Alignments to Content Standards: G-CO.D G-C.A.3


You have been asked to place a fire hydrant so that it is an equal distance form three locations indicated on the following map.


  1. Show how to fold your paper to physically construct this point as an intersection of two creases.
  2. Explain why the above construction works, and in particular why you only needed to make two creases.

IM Commentary

This task can be implemented in a variety of ways. For a class with previous exposure to properties of perpendicular bisectors, part (a) could be a quick exercise in geometric constructions, and an application of the result. Alternatively, this could be part of an introduction to perpendicular bisectors, culminating in a full proof that the three perpendicular bisectors are concurrent at the circumcenter of the triangle, an essentially complete proof of which is found in the solution below.

We note also that the geometric construction aspect of the proof could be nicely replaced with an exploration involving the use of dynamic geometry software.


  1. Fold and crease the paper so that line segment point A lands onto point B. Do the same so that point A lands on point C. The intersection of the two creases is the point we want.

  2. Since the desired location is an equal distance from three non-collinear points, we are looking for the center of the circle passing through these three points. This corresponds to the center of the circle circumscribed about the triangle ABC. The center of the circumcircle, called the circumcenter, can be found by constructing the perpendicular bisectors of the three sides of the triangle (precisely the creases made in the paper on the previous step).
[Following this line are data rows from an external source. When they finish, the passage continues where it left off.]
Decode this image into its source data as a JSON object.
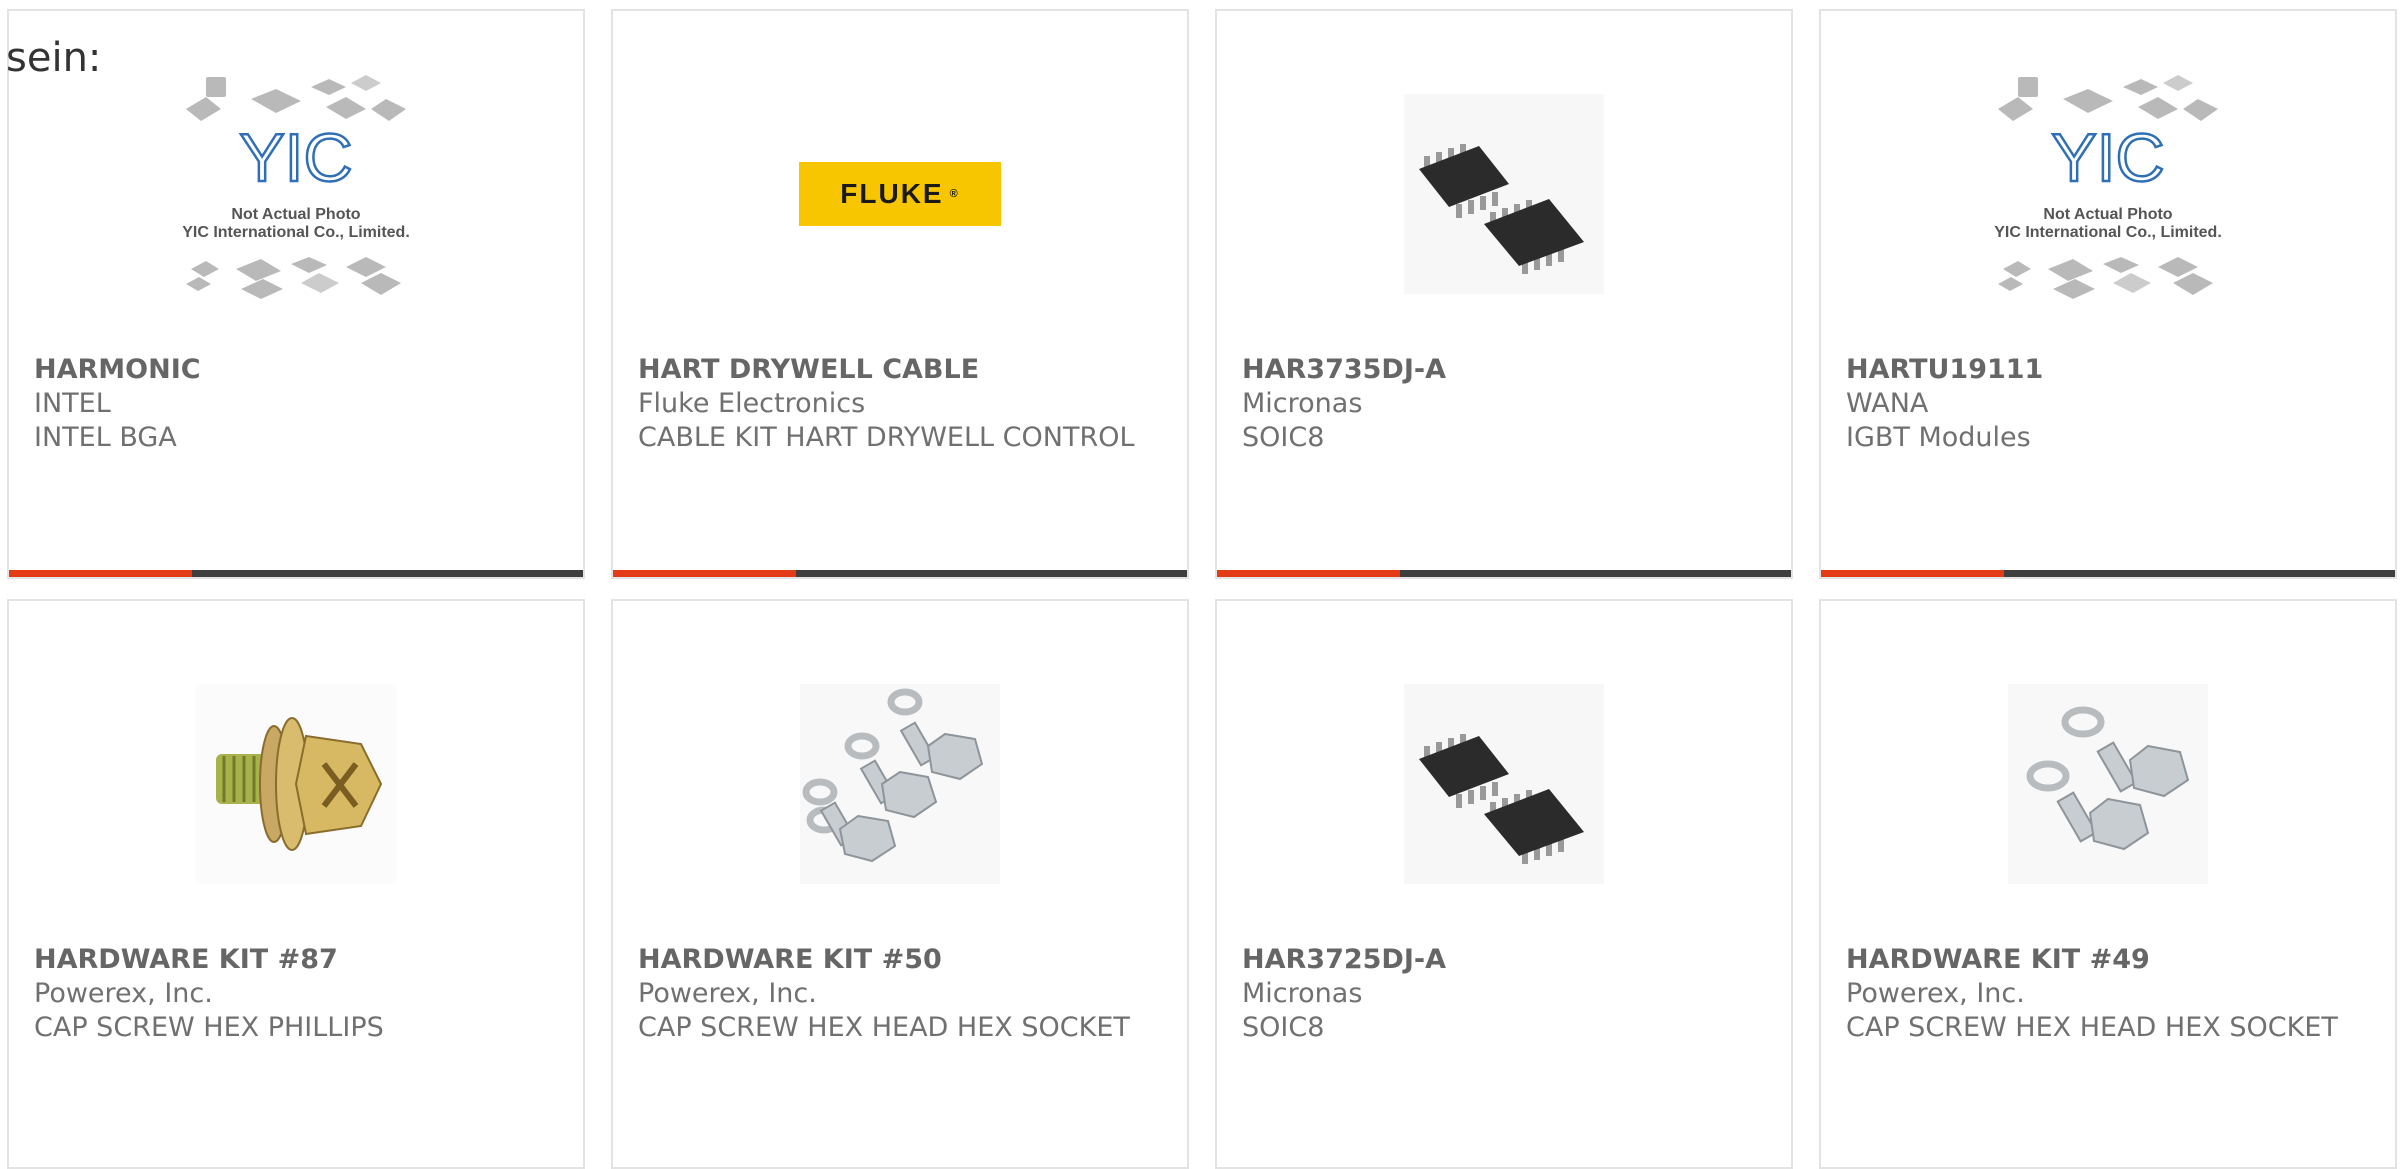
{
  "intro": "sein:",
  "colors": {
    "accent": "#e23b16",
    "bar": "#3e3e3e",
    "yellow": "#f7c600"
  },
  "products": [
    {
      "part": "HARMONIC",
      "maker": "INTEL",
      "desc": "INTEL BGA",
      "image": "yic-placeholder",
      "placeholder": {
        "line1": "Not Actual Photo",
        "line2": "YIC International Co., Limited.",
        "logo": "YIC"
      }
    },
    {
      "part": "HART DRYWELL CABLE",
      "maker": "Fluke Electronics",
      "desc": "CABLE KIT HART DRYWELL CONTROL",
      "image": "fluke-logo",
      "logo_text": "FLUKE"
    },
    {
      "part": "HAR3735DJ-A",
      "maker": "Micronas",
      "desc": "SOIC8",
      "image": "soic8-chip"
    },
    {
      "part": "HARTU19111",
      "maker": "WANA",
      "desc": "IGBT Modules",
      "image": "yic-placeholder",
      "placeholder": {
        "line1": "Not Actual Photo",
        "line2": "YIC International Co., Limited.",
        "logo": "YIC"
      }
    },
    {
      "part": "HARDWARE KIT #87",
      "maker": "Powerex, Inc.",
      "desc": "CAP SCREW HEX PHILLIPS",
      "image": "phillips-screw"
    },
    {
      "part": "HARDWARE KIT #50",
      "maker": "Powerex, Inc.",
      "desc": "CAP SCREW HEX HEAD HEX SOCKET",
      "image": "hex-bolt-kit"
    },
    {
      "part": "HAR3725DJ-A",
      "maker": "Micronas",
      "desc": "SOIC8",
      "image": "soic8-chip"
    },
    {
      "part": "HARDWARE KIT #49",
      "maker": "Powerex, Inc.",
      "desc": "CAP SCREW HEX HEAD HEX SOCKET",
      "image": "hex-bolt-kit"
    }
  ]
}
Since the perpendicular bisectors are concurrent, it is sufficient to construct only two of the three perpendicular bisectors.


The concurrency of the perpendicular bisectors can be argued as follows: Let $P$ be the green dot in the above diagram, the intersection of the perpendicular bisectors of $AB$ and $AC$. By virtue of $P$ being on the perpendicular bisector of $AB$, $P$ is equidistant from $A$ and $B$, i.e., $PA=PB$. Similarly, by virtue of being on the perpendicular bisector of $AC$, we have $PA=PC$. But this implies that $PB=PC$, i.e., that $P$ is also on the perpendicular bisector of $BC$, demonstrating that $P$ indeed lies on all three perpendicular bisectors.